В шуме воды ей послышался голос Марка, шепчущего:
«Любимая! Любимая!» Дайна встряхнулась, чувство жалости по отношению к себе самой не вызвало у нее ничего, кроме жалости.
«Будь взрослой! — яростно приказала она себе. — На кой черт он тебе нужен?» Ответ на вопрос был прост, и тело Дайны знало его в совершенстве: весь вечер, спеша домой, она улыбалась, думая о близости с Марком.

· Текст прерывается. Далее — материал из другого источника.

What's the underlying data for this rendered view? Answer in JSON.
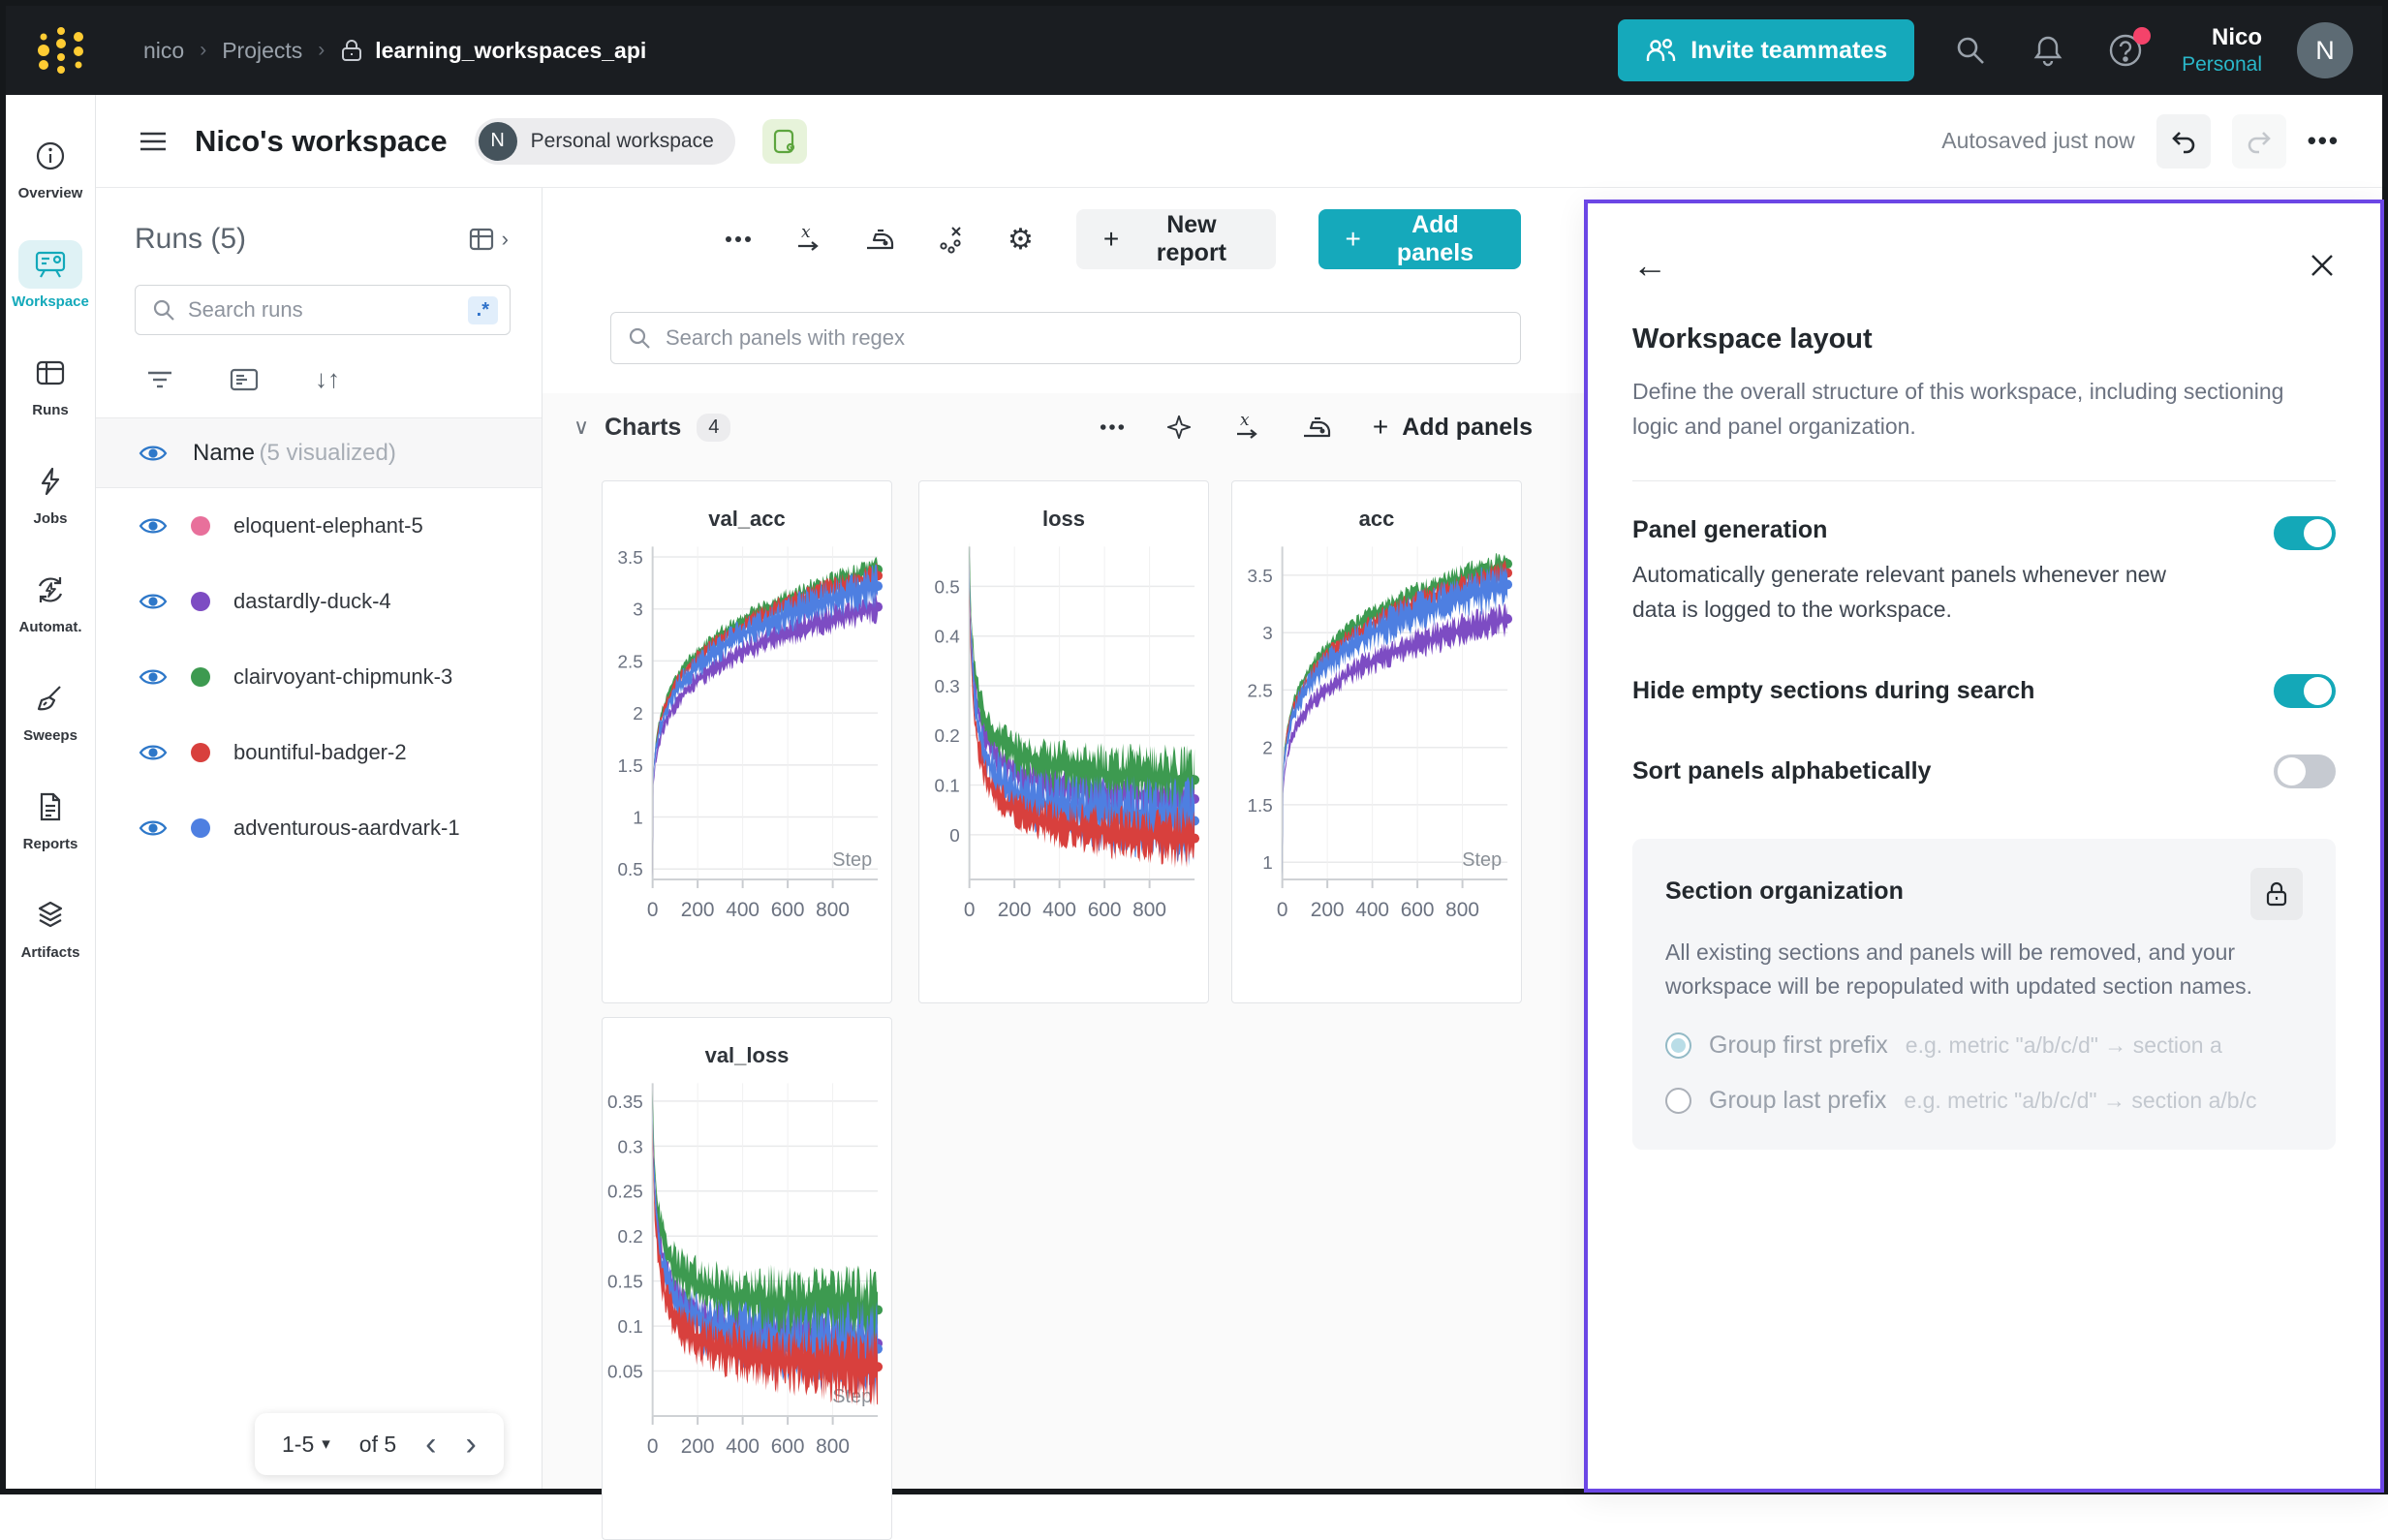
{
  "navbar": {
    "breadcrumb": [
      "nico",
      "Projects"
    ],
    "project": "learning_workspaces_api",
    "invite_label": "Invite teammates",
    "user_name": "Nico",
    "user_scope": "Personal",
    "avatar_initial": "N"
  },
  "header": {
    "title": "Nico's workspace",
    "badge_initial": "N",
    "badge_label": "Personal workspace",
    "autosave_status": "Autosaved just now"
  },
  "sidebar": {
    "items": [
      {
        "label": "Overview",
        "active": false
      },
      {
        "label": "Workspace",
        "active": true
      },
      {
        "label": "Runs",
        "active": false
      },
      {
        "label": "Jobs",
        "active": false
      },
      {
        "label": "Automat.",
        "active": false
      },
      {
        "label": "Sweeps",
        "active": false
      },
      {
        "label": "Reports",
        "active": false
      },
      {
        "label": "Artifacts",
        "active": false
      }
    ]
  },
  "runs_panel": {
    "title": "Runs (5)",
    "search_placeholder": "Search runs",
    "regex_badge": ".*",
    "header_name": "Name",
    "header_sub": "(5 visualized)",
    "runs": [
      {
        "name": "eloquent-elephant-5",
        "color": "#e8709b"
      },
      {
        "name": "dastardly-duck-4",
        "color": "#7d4cc3"
      },
      {
        "name": "clairvoyant-chipmunk-3",
        "color": "#3d9a50"
      },
      {
        "name": "bountiful-badger-2",
        "color": "#d8403d"
      },
      {
        "name": "adventurous-aardvark-1",
        "color": "#4e7fe1"
      }
    ],
    "pagination": {
      "range": "1-5",
      "of": "of 5"
    }
  },
  "main": {
    "new_report_label": "New report",
    "add_panels_label": "Add panels",
    "search_placeholder": "Search panels with regex",
    "section": {
      "title": "Charts",
      "count": "4",
      "add_panels_label": "Add panels"
    }
  },
  "drawer": {
    "title": "Workspace layout",
    "description": "Define the overall structure of this workspace, including sectioning logic and panel organization.",
    "settings": [
      {
        "title": "Panel generation",
        "description": "Automatically generate relevant panels whenever new data is logged to the workspace.",
        "enabled": true
      },
      {
        "title": "Hide empty sections during search",
        "description": "",
        "enabled": true
      },
      {
        "title": "Sort panels alphabetically",
        "description": "",
        "enabled": false
      }
    ],
    "section_org": {
      "title": "Section organization",
      "description": "All existing sections and panels will be removed, and your workspace will be repopulated with updated section names.",
      "options": [
        {
          "label": "Group first prefix",
          "example": "e.g. metric \"a/b/c/d\" → section a",
          "selected": true
        },
        {
          "label": "Group last prefix",
          "example": "e.g. metric \"a/b/c/d\" → section a/b/c",
          "selected": false
        }
      ]
    }
  },
  "palette": {
    "accent_teal": "#13a9ba",
    "drawer_border_purple": "#6b46e5",
    "notification_red": "#f4436a"
  },
  "chart_data": [
    {
      "type": "line",
      "title": "val_acc",
      "xlabel": "Step",
      "x_range": [
        0,
        1000
      ],
      "xticks": [
        0,
        200,
        400,
        600,
        800
      ],
      "ylim": [
        0.4,
        3.6
      ],
      "yticks": [
        0.5,
        1,
        1.5,
        2,
        2.5,
        3,
        3.5
      ],
      "shape": "rise",
      "show_step_label": true,
      "grid": true,
      "legend": false,
      "series": [
        {
          "name": "dastardly-duck-4",
          "color": "#7d4cc3",
          "y_start": 0.45,
          "y_end": 3.02,
          "band": 0.09
        },
        {
          "name": "clairvoyant-chipmunk-3",
          "color": "#3d9a50",
          "y_start": 0.45,
          "y_end": 3.38,
          "band": 0.07
        },
        {
          "name": "bountiful-badger-2",
          "color": "#d8403d",
          "y_start": 0.45,
          "y_end": 3.32,
          "band": 0.07
        },
        {
          "name": "adventurous-aardvark-1",
          "color": "#4e7fe1",
          "y_start": 0.45,
          "y_end": 3.22,
          "band": 0.12
        }
      ]
    },
    {
      "type": "line",
      "title": "loss",
      "xlabel": "Step",
      "x_range": [
        0,
        1000
      ],
      "xticks": [
        0,
        200,
        400,
        600,
        800
      ],
      "ylim": [
        -0.09,
        0.58
      ],
      "yticks": [
        0,
        0.1,
        0.2,
        0.3,
        0.4,
        0.5
      ],
      "shape": "decay",
      "show_step_label": false,
      "grid": true,
      "legend": false,
      "series": [
        {
          "name": "dastardly-duck-4",
          "color": "#7d4cc3",
          "y_start": 0.55,
          "y_end": 0.035,
          "band": 0.035
        },
        {
          "name": "clairvoyant-chipmunk-3",
          "color": "#3d9a50",
          "y_start": 0.57,
          "y_end": 0.075,
          "band": 0.04
        },
        {
          "name": "adventurous-aardvark-1",
          "color": "#4e7fe1",
          "y_start": 0.52,
          "y_end": -0.01,
          "band": 0.05
        },
        {
          "name": "bountiful-badger-2",
          "color": "#d8403d",
          "y_start": 0.48,
          "y_end": -0.045,
          "band": 0.035
        }
      ]
    },
    {
      "type": "line",
      "title": "acc",
      "xlabel": "Step",
      "x_range": [
        0,
        1000
      ],
      "xticks": [
        0,
        200,
        400,
        600,
        800
      ],
      "ylim": [
        0.85,
        3.75
      ],
      "yticks": [
        1,
        1.5,
        2,
        2.5,
        3,
        3.5
      ],
      "shape": "rise",
      "show_step_label": true,
      "grid": true,
      "legend": false,
      "series": [
        {
          "name": "dastardly-duck-4",
          "color": "#7d4cc3",
          "y_start": 0.9,
          "y_end": 3.12,
          "band": 0.09
        },
        {
          "name": "clairvoyant-chipmunk-3",
          "color": "#3d9a50",
          "y_start": 0.9,
          "y_end": 3.6,
          "band": 0.07
        },
        {
          "name": "bountiful-badger-2",
          "color": "#d8403d",
          "y_start": 0.9,
          "y_end": 3.52,
          "band": 0.07
        },
        {
          "name": "adventurous-aardvark-1",
          "color": "#4e7fe1",
          "y_start": 0.9,
          "y_end": 3.42,
          "band": 0.12
        }
      ]
    },
    {
      "type": "line",
      "title": "val_loss",
      "xlabel": "Step",
      "x_range": [
        0,
        1000
      ],
      "xticks": [
        0,
        200,
        400,
        600,
        800
      ],
      "ylim": [
        0.0,
        0.37
      ],
      "yticks": [
        0.05,
        0.1,
        0.15,
        0.2,
        0.25,
        0.3,
        0.35
      ],
      "shape": "decay",
      "show_step_label": true,
      "grid": true,
      "legend": false,
      "series": [
        {
          "name": "dastardly-duck-4",
          "color": "#7d4cc3",
          "y_start": 0.35,
          "y_end": 0.06,
          "band": 0.022
        },
        {
          "name": "clairvoyant-chipmunk-3",
          "color": "#3d9a50",
          "y_start": 0.35,
          "y_end": 0.1,
          "band": 0.028
        },
        {
          "name": "adventurous-aardvark-1",
          "color": "#4e7fe1",
          "y_start": 0.33,
          "y_end": 0.055,
          "band": 0.03
        },
        {
          "name": "bountiful-badger-2",
          "color": "#d8403d",
          "y_start": 0.31,
          "y_end": 0.035,
          "band": 0.025
        }
      ]
    }
  ]
}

Наскоро стащив одежду, она залезла под душ, а минуту спустя уже натягивала на еще влажное тело голубую шелковую блузку. Вначале она подумала о джинсах, но они как-то не подходили к сегодняшней ночи, и поэтому она одела юбку из темно-синего и бледно-желтого ситца. Она оглядела себя, переводя взгляд по очереди на тугую высокую грудь — грудь Ким Новак, как однажды сказал ей в шутку Рубенс — узкую талию и длинные ноги танцовщицы.
Ночь и серебристый «Мерседес» умчали ее прочь, и она вздохнула посвободней, укачиваемая быстрой ездой. Встречный поток воздуха играл ее волосами, и огни долины, окруженные таинственным ореолом в сгустившихся сумерках, казалось, подмигивали Дайне сквозь просветы стремительно надвигавшейся на нее листвы деревьев.
Двигатель пульсировал в такт сердцу Дайны. Пролетая мимо высокой каменной ограды, за которой на мгновение исчез аромат жимолости, сменившийся запахом бензина, Дайна вспомнила об улицах Нью-Йорка, вечно полные ревущей, пьянящей жизни, не замирающей ни на секунду и завораживающей своей грубой силой.
В ее сознание проникли странные тревожные отклики периода в ее жизни, когда у нее не было ничего своего, даже человека, к которому она могла бы обратиться. Одинокая, переполняемая страхом и подавленной яростью, Дайна нашла единственный способ, позволявший ей выжить — выйти на улицу. Только там люди обращались с ней, как с полноценной личностью, думающей и чувствующей и живущей своей собственной отдельной от всех жизнью.
В Дайне вдруг вспыхнула старая привязанность к Бэбу, и слезы вновь покатились по ее щекам. «Не делай этого, — стиснув зубы, шептала она. — Ты уже однажды шла по этому пути и знаешь, куда он ведет». Дайна поежилась. «Я почти на краю, — думала она. — Новые глубины, в которые меня толкает Марион, сами по себе наводят ужас и без подлости, учиненной Марком прямо у меня на глазах. Чтоб ему провалиться!» Она чувствовала себя отрезанной от внешнего мира, и роскошные дома, вереницей тянувшиеся вдоль дороги, не показались бы ей более чужими, даже если б она прилетела из другой солнечной системы.